## 数据库操作模块

In [110]:
import sqlite3

class Database:

    def __init__(self):
        self.conn = sqlite3.connect('data.db')
        self.cursor = self.conn.cursor()
        self.cursor.execute('''
            CREATE TABLE IF NOT EXISTS BOOKS
            (BID   INT PRIMARY KEY NOT NULL,
             TITLE CHAR(30) NOT NULL,
             AUTHR CHAR(30) NOT NULL,
             PTIME INT,
             DESCR TEXT,
             CONTENT TEXT);
        ''')
        self.conn.commit()

    def insert(self, bid, title, authr, ptime, descr, content):
        self.cursor.execute('''
            INSERT INTO BOOKS(BID, TITLE, AUTHR, PTIME, DESCR, CONTENT)
            VALUES(?, ?, ?, ?, ?, ?);''', (bid, title, authr, ptime, descr, content))
        self.conn.commit()
    
    def printb(self, title):
        values = self.cursor.execute('''SELECT * FROM BOOKS WHERE TITLE=?''', (title, ))
        for bid, title, authr, ptime, descr, _ in values:
            print(f'[  BID]: {bid}\n[TITLE]: {title}\n[AUTHR]: {authr}\n[PTIME]: {ptime}\n[DESCR]: {descr}\n')
            
    def update(self, bid, field, value):
        self.cursor.execute('''
            UPDATE BOOKS SET %s = ? WHERE BID = ?;
        ''' % field.upper(), (value, bid))
        self.conn.commit()
        
    def close(self):
        self.conn.close()

## 使用说明
参考博客：[python + sqlite3 基本操作](https://blog.csdn.net/weixin_43789195/article/details/88201873)

### 初始化数据库
连接（不存在则自动创建）、建表（不存在则自动创建）

+ 表名为`BOOKS`

|字段名|含义|数据类型|要求|
|---|---|---|---|
|BID|书的编号|INT|PRIMARY KEY、NOT NULL|
|TITLE|标题|CHAR(30)| NOT NULL|
|AUTHR|作者|CHAR(30)| NOT NULL|
|PTIME|出版年份|INT|-|
|DESCR|描述|TEXT|-|
|CONTENT|内容|TEXT|-|

In [112]:
database = Database()

### 插入一本书
参数依次为BID，TITLE，AUTHR，PTIME，DESCR，CONTENT，注意传入的数据类型

In [None]:
database.insert(0, title, authr, ptime, ' ', ' ')

### 更新一本书的属性
参数依次为BID，控制的属性名field，更新后的属性值value

In [114]:
database.update(0, 'descr', descr)

### 输出一本书的简要信息
参数为书名

In [115]:
database.printb(title)

[  BID]: 0
[TITLE]: Boob Tube (a Soap Opera Novel)
[AUTHR]: Mark Coker; & Lesleyann Coker
[PTIME]: 2008-03-07
[DESCR]: Actress Gina Martin lands a role on a top daytime television soap opera, and days later her predecessor is found dead in the Hollywood hills. Will Gina be next? Boob Tube offers readers a fast-paced read filled with intrigue and humor, and a surprise ending that will leave you breathless. Co-written by Lesleyann Coker, a former reporter for Soap Opera Weekly Magazine.


### 手动关闭数据库

In [111]:
database.close()

## 爬第一个网站的书

网站地址：[https://www.smashwords.com/](https://www.smashwords.com/)

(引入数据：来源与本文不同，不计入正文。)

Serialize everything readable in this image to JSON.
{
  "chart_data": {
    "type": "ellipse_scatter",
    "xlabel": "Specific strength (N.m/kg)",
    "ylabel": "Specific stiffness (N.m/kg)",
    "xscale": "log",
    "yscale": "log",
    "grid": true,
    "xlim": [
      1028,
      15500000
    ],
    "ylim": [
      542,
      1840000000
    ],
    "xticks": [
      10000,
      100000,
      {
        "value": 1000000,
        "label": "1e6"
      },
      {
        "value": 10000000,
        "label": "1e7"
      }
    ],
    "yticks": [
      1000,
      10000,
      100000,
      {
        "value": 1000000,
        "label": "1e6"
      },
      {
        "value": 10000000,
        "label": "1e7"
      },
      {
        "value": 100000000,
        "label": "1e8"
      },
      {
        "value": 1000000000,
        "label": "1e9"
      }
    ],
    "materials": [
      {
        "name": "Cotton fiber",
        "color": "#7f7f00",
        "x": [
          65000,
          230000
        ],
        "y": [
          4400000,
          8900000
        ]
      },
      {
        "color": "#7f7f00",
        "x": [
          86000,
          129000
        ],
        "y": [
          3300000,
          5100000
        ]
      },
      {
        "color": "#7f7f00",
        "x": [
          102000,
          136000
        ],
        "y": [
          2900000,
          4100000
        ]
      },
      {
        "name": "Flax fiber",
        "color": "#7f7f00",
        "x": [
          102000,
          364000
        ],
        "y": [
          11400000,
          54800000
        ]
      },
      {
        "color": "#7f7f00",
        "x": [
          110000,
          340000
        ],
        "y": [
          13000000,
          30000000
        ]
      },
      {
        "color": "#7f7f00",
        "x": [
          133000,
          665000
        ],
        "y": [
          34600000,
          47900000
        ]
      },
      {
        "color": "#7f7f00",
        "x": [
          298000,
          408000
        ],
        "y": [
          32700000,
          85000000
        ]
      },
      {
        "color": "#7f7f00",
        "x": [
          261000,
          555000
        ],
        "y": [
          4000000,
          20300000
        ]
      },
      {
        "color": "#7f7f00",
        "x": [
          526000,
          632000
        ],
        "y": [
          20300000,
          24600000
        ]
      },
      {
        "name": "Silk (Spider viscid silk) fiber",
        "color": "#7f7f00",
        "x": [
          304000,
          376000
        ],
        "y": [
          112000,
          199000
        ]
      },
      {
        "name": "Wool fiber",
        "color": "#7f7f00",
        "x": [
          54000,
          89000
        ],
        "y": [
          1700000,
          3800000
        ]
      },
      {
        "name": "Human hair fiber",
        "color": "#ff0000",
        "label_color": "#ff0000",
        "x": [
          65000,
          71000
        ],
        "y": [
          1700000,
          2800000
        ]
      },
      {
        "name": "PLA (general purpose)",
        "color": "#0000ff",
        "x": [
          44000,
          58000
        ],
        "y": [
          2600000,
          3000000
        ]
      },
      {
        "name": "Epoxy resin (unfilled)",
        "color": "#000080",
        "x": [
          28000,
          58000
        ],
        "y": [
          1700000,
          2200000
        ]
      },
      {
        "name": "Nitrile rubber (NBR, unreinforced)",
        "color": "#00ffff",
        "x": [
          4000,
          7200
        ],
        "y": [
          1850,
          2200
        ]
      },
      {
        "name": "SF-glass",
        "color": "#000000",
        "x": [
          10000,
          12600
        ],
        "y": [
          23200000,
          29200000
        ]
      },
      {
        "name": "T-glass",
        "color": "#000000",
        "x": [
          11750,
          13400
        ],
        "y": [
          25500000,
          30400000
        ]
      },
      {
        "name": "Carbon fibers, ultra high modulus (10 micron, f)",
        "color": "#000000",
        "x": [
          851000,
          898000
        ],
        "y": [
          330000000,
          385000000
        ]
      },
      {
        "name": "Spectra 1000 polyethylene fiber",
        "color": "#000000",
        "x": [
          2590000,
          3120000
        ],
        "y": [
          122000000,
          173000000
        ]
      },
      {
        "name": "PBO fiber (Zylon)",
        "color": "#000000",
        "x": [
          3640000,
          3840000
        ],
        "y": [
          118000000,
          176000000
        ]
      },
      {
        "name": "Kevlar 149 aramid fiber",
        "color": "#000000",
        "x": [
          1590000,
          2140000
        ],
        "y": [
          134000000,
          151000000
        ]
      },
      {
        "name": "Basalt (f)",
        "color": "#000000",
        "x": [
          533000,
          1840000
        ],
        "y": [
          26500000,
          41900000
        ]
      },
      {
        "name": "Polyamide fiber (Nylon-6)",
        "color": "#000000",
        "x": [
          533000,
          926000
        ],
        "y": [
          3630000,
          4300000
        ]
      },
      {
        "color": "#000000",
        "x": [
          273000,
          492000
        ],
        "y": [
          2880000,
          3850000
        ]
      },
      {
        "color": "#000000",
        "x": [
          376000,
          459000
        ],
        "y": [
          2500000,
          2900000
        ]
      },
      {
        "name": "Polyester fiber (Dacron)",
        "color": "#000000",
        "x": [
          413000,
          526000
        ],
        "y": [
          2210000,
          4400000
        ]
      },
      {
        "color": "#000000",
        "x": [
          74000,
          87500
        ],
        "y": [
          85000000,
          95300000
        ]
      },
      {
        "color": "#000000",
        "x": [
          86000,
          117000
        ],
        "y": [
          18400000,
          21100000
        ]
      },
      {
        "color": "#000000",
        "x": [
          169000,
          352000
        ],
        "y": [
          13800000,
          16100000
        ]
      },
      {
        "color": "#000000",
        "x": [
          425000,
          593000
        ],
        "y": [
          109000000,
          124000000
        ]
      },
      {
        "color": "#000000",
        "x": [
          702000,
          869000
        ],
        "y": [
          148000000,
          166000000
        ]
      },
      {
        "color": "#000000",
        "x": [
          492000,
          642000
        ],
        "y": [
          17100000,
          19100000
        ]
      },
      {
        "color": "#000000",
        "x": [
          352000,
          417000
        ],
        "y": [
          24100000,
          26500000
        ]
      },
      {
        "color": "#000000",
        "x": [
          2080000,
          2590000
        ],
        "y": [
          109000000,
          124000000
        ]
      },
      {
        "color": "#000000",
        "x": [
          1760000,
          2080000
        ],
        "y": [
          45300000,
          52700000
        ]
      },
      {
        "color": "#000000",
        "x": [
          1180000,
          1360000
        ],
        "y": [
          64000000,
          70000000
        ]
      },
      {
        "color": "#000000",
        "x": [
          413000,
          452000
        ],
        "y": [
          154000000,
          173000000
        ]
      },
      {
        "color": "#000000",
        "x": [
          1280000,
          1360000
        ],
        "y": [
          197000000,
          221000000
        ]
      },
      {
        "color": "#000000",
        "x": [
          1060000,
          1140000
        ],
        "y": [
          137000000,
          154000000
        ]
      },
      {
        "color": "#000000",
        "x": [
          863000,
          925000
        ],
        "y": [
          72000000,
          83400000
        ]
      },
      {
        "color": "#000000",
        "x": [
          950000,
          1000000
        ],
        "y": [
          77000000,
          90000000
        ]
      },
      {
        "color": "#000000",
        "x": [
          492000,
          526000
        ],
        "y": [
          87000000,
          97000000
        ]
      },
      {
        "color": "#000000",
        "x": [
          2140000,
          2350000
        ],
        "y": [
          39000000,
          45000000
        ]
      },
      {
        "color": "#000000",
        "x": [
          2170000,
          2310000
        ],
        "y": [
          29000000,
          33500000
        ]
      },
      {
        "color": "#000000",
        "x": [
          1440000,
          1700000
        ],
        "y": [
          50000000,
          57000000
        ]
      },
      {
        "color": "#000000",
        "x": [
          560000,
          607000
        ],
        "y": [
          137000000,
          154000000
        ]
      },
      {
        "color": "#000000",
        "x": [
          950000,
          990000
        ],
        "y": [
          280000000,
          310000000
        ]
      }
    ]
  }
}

这里使用了`parsel`模块，可以参考[官方文档](https://parsel.readthedocs.io/en/latest/usage.html#using-selectors)

In [None]:
import requests, time
from parsel import Selector

database = Database()
url = "https://www.smashwords.com/books/view/{bid}"
for i in range(3, 80000):
    res = requests.get(url.format(bid=i))
    if res.status_code == 404: 
        print("No Book", i)
        continue
    selector = Selector(res.text)
    title = selector.css("h1[itemprop='name']::text").extract_first()
    authr = selector.css("meta[name='Author']").xpath('@content').extract_first()
    descr = selector.css("meta[name='Description']").xpath('@content').extract_first()
    ptime = selector.css("li[itemprop='datePublished']").xpath('@content').extract_first()
    download_links = [link for link in selector.css("#download a").xpath("@href").getall() 
                      if link.endswith(".txt") or link.endswith(".epub")]
    content = requests.get("https://www.smashwords.com" + download_links[-1]).text if download_links else ""
    if not (content and title and authr and ptime):
        print("Not Free", i)
    else:
        database.insert(i, title, authr, ptime, descr, content)
        database.printb(title)
    time.sleep(0.3)

[  BID]: 0
[TITLE]: Boob Tube (a Soap Opera Novel)
[AUTHR]: Mark Coker; & Lesleyann Coker
[PTIME]: 2008-03-07
[DESCR]: Actress Gina Martin lands a role on a top daytime television soap opera, and days later her predecessor is found dead in the Hollywood hills. Will Gina be next? Boob Tube offers readers a fast-paced read filled with intrigue and humor, and a surprise ending that will leave you breathless. Co-written by Lesleyann Coker, a former reporter for Soap Opera Weekly Magazine.
[  BID]: 3
[TITLE]: Boob Tube (a Soap Opera Novel)
[AUTHR]: Mark Coker; & Lesleyann Coker
[PTIME]: 2008-03-07
[DESCR]: Actress Gina Martin lands a role on a top daytime television soap opera, and days later her predecessor is found dead in the Hollywood hills. Will Gina be next? Boob Tube offers readers a fast-paced read filled with intrigue and humor, and a surprise ending that will leave you breathless. Co-written by Lesleyann Coker, a former reporter for Soap Opera Weekly Magazine.
Not Free 4
Not Free